The Apocalypticon ~ crowd killdozer, poison back, prep for space war, online self-defence, volcano no longer dormant


Crowd control ‘killdozer’ — Slovenian company Bozena has created an all-new RIOT system, a crowd-control killdozer for all your protest-suppressing needs. The vehicle’s shield has launching ports designed for guns or other projectile launchers and the trailer is capable of displacing the water/foam or its mixtures (available additives: pepper or painting substances) under the high pressure into the distance of several dozen meters. Yay.

Chumpian overturns pesticide ban  — Government scientists at the EPA concluded that a pesticide sprayed on crops was toxic. A few months later, Scott Pruitt comes into the agency as Trump’s appointee, looks at the agency’s petition to ban the substance, and denies it. He decided that, although the substance is proven to be poisonous, he’d rather keep spraying crops with it.
America, America …

The US ‘should’ prepare for a space war — Coz, well, why the hell not? Recently, two US military officials said that America should be getting ready for a war in space. Their advice was seemingly bolstered by a Hill article penned by two US national security experts this week, which reminded Americans that North Korea could in theory use a satellite weapon to send an electromagnetic pulse over the United States, triggering widespread blackouts and ultimately, societal collapse.
~ Should we be giving them credit for imagination?

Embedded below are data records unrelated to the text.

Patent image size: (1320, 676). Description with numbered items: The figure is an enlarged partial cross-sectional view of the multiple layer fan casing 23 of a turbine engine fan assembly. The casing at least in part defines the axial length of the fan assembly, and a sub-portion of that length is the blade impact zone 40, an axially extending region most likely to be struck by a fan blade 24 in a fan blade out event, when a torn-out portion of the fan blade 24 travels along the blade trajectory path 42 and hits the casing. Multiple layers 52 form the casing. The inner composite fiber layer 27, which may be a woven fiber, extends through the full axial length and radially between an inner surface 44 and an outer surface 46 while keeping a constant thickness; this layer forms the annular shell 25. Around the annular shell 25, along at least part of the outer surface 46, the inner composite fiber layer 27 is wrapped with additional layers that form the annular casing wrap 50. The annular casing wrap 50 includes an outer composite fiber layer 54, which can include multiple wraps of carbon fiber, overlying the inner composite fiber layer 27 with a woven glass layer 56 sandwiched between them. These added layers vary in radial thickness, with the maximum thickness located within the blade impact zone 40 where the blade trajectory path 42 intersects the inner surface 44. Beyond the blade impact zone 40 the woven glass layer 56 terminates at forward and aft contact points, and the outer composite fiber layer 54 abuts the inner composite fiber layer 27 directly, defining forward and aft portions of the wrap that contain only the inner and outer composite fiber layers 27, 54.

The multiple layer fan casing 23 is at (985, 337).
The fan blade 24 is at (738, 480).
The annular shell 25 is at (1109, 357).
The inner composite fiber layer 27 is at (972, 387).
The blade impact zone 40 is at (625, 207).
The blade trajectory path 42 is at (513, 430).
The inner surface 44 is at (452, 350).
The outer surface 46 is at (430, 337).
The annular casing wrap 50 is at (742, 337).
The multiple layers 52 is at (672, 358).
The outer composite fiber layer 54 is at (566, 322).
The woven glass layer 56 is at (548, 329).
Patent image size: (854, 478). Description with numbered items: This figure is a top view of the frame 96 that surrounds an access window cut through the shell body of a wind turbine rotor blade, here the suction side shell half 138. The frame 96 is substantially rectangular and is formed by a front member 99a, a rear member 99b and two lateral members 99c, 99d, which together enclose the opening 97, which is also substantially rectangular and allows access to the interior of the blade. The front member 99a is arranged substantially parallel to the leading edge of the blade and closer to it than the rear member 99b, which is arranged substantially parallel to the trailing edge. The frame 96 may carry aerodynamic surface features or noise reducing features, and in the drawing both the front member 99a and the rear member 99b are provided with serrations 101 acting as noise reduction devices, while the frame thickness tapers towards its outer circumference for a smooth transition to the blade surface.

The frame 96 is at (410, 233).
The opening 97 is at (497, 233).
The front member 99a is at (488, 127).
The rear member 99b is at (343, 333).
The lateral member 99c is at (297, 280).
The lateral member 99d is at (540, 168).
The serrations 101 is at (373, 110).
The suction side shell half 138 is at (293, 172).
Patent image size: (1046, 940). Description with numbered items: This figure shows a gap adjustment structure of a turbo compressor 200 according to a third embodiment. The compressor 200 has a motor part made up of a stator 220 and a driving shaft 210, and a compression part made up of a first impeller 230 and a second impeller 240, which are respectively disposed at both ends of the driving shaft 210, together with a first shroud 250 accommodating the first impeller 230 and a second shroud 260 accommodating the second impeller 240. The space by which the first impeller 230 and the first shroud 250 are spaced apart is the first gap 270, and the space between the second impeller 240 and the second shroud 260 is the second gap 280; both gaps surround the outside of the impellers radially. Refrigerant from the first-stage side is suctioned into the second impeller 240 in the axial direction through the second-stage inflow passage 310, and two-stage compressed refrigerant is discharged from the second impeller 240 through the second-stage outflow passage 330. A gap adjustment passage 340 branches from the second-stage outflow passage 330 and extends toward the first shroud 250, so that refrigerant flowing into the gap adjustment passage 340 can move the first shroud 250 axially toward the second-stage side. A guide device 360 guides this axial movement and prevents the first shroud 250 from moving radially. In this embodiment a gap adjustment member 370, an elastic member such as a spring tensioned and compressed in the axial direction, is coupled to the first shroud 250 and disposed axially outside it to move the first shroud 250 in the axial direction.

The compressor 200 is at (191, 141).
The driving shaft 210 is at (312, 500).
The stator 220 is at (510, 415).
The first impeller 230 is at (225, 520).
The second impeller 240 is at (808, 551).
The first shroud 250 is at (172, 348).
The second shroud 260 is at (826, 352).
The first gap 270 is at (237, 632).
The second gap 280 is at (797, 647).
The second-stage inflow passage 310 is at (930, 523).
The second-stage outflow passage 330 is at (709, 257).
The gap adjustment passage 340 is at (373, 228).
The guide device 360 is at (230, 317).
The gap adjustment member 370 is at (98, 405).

Feeling assailed? You can defend yourself online — Congress has just dismantled a set of Obama-era internet privacy rules. In effect, the Republicans just gave big telecom companies unfettered access to people’s browsing history and will even let ISPs sell that data for profit. Here’s how to keep your data from snooping ISPs, and how not to protect your privacy online.

Volcano erupts after centuries of dormancy — Just in case this has all been too cheerful for all you Aucklanders, who famously live in a city dotted with dozens of inactive volcanoes, one in Russia just erupted after at least 250 years of not doing anything. Sorry.